I have plans to make an nrepl-integrated system debugger for integration with cider, although the existing debugger is quite good already.
This library has just hit RC3, which includes a test suite adapted from ANSI-TEST, and is ready for release after a tiny bit more testing.
(it is a chapter from "Practical Common Lisp", an really excellent book!)
Now someone just needs to implement a reliable way to add/reload dependencies without restarting the REPL.
Alex Miller is working on this as an official clojure functionality, see the add-lib, add-lib2 and add-lib3 branches of deps.alpha. It's just brewing very slowly... hopefully with Tonsky now on board they are able to speed up this and other topics!
The other issue, though, is that I think the JVM and a couple of Clojure’s core design decisions are hampering the “everything is reloadable” workflow you get with Common Lisp: in CL, I can leave my REPL running for months and load five or six projects in parallel with no problem. In Clojure, I’ve found that I’m continuously restarting the REPL because things like protocol implementations are hard to reload cleanly.
Congratulations, and thank you!
That doesn't mean that you can't be critical! But critical comments need more care—first, to make sure that they're informative, and second to make sure they're free of swipes and putdowns.
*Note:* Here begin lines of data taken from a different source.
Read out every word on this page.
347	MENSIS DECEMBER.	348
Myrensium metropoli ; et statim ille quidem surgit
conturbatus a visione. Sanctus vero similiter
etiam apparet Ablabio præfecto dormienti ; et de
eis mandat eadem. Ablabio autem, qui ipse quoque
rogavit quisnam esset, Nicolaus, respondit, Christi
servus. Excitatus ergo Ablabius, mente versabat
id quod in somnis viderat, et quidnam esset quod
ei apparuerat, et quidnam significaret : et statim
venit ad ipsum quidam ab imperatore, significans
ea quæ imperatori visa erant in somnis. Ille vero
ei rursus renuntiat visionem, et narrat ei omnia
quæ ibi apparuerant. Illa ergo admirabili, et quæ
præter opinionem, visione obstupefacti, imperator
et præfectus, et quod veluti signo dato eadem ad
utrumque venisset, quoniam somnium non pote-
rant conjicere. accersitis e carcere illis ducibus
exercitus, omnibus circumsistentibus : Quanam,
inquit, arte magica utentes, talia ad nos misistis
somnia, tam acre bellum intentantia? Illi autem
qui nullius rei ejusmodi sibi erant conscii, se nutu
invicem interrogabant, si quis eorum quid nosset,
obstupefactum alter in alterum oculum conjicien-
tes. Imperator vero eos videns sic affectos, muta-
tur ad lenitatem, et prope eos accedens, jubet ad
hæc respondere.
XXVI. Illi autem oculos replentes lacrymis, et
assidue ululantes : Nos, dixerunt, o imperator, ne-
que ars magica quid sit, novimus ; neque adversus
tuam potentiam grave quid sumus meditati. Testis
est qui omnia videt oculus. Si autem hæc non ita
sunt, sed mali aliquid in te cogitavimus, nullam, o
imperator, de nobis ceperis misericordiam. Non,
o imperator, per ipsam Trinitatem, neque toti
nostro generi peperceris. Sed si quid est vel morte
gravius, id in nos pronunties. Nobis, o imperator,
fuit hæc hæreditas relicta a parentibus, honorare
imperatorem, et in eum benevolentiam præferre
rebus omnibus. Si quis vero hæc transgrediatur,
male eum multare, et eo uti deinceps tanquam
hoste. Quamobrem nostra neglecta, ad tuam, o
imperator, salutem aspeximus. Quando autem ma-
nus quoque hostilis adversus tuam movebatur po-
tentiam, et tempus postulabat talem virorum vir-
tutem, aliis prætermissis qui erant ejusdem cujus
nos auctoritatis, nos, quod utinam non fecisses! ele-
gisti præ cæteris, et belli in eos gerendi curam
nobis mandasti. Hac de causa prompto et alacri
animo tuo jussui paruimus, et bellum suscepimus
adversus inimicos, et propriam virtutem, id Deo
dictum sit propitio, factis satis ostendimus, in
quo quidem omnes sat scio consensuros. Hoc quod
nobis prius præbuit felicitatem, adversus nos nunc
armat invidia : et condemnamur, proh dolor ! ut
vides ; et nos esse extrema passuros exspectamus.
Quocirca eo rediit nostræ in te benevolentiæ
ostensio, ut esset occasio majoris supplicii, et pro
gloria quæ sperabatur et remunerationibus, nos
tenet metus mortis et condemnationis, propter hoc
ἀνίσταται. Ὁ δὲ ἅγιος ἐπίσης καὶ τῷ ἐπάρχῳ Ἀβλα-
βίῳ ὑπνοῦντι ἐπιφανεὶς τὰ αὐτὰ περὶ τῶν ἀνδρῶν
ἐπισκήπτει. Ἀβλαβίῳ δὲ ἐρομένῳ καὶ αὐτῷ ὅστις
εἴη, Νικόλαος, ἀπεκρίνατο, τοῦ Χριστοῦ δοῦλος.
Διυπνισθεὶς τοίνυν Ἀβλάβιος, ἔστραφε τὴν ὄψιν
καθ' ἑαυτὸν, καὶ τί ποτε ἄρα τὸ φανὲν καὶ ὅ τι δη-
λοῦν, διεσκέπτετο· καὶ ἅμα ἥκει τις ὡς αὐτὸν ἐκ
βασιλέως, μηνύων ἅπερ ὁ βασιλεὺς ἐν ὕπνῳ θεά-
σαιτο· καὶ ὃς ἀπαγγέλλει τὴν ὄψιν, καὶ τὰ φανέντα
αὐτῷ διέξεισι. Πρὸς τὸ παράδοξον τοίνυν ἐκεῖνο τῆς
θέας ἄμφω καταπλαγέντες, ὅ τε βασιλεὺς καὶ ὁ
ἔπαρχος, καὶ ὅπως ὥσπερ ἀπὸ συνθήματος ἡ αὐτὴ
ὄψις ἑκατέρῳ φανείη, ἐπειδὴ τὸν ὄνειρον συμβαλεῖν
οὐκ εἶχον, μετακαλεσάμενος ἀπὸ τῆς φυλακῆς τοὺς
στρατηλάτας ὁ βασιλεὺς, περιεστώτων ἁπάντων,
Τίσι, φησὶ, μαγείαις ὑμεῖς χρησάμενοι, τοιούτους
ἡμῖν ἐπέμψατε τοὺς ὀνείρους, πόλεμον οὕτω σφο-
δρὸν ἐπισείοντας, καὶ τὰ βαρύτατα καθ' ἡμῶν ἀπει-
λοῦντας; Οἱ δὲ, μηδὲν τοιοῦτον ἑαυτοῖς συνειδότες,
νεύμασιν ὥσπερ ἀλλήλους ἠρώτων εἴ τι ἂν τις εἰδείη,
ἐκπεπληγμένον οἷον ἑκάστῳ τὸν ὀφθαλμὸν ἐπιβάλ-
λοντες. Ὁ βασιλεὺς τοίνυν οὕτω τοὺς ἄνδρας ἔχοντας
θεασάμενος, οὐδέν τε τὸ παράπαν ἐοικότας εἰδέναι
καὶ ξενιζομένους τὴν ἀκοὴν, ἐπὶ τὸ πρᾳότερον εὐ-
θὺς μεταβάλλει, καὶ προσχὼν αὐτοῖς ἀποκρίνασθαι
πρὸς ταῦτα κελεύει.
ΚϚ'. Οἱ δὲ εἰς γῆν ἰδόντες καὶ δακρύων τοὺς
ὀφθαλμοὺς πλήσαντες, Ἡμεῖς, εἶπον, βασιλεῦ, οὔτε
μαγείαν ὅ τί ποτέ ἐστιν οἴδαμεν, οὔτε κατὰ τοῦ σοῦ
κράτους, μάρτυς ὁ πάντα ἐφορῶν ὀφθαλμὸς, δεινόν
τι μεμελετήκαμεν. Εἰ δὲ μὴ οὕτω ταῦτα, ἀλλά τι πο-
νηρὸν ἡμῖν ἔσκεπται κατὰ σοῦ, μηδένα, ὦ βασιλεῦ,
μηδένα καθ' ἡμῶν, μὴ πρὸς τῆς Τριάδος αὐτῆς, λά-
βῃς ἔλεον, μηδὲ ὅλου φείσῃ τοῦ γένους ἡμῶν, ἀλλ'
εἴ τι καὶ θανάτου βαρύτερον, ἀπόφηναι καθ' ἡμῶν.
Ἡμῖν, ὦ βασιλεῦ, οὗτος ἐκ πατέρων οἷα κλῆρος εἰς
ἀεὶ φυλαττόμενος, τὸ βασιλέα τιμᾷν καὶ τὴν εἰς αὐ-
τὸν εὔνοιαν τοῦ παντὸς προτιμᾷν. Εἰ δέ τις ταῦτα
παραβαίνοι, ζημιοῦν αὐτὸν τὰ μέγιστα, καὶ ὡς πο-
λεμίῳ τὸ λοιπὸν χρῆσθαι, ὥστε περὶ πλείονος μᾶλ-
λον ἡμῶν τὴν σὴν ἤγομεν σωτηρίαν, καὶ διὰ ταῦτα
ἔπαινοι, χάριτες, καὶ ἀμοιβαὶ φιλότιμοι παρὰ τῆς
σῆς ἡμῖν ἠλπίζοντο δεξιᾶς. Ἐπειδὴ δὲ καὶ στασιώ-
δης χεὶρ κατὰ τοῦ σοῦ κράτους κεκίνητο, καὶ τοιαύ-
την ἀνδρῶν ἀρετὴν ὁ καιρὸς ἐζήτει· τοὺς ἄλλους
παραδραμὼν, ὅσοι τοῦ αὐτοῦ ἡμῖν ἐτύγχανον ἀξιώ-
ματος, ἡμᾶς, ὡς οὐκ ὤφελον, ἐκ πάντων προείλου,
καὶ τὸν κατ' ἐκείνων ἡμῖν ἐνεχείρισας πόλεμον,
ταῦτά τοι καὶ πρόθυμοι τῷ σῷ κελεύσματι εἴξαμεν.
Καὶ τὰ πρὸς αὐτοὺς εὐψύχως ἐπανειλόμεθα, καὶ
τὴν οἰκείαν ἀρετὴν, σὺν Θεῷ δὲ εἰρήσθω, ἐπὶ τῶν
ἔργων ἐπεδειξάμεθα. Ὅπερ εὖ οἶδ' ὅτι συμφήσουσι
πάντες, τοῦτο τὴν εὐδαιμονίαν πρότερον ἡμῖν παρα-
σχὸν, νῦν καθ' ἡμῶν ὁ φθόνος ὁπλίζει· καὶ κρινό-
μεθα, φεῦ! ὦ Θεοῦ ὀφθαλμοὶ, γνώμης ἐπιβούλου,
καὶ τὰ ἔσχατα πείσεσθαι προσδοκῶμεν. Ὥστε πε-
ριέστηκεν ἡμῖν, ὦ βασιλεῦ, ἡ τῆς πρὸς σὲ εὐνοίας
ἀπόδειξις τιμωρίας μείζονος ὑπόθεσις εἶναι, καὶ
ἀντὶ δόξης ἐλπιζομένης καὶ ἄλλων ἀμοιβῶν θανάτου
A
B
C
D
I dare say that this is particularly important in Lisp-related threads. A constant caution to those of us here who love Lisp and related topics is what happened to c.l.l., a community that was once one of the richest in computing and then self-immolated because a few people, for whatever reason, decided to normalize behaving like assholes. So on HN, on all programming topics and especially on Lisp ones, people need to treat each other kindly and share information in a spirit of helping, not putting down.
(Also—please don't create accounts to break the site guidelines with.)
I don't think the tone there repelled many people; there must be other reasons, like Python (unfortunately!) replacing Lisp in several domains.
Most newsgroups had a moderated sibling, which was more polite but universally less popular than the main unmoderated one. If the repelled persons had wanted polite discussion, they could have gone there, but they didn't.
I prefer to listen to what they have to say, especially if it means that I have a chance to make my future writing better in some way. (And I already have one concrete issue that I've remembered and passed on to the people that I've been working on my book with, so it's a net win for me.)
Also, I don't think I can really make use of the latter part; it implies that only people who have taught the subject for years are qualified for writing technical books, which - given that I am not a teacher and likely won't be one - gives the resulting vibe of "just give up" without any possible improvements. I can't make any use of that in order to improve my current or future writing.
I get your point on not being a teacher, but I would recommend doing it as blog posts then and not a book, a book implies something much more. Or maybe I’m just old school and not for the current times. After all, there are countless of ebooks of questionable quality on various programming topics.
I'm curious about "a book implies something much more" though. I have seen multiple series of blog posts that then grew to the point where they were actually published as books. What's the difference between the two when one wants to tell them apart via their content? What's this implication that you mention?
For example, books (at least used to) have editors, and reviews by multiple specialists in the field. I can’t think of distinct step between personal writing and something publishing, so I cannot add meaningful comments to your question.
Thanks for the feedback; I'll let my reviewers/editors know, get this fixed in the second edition, avoid doing that in my future writing.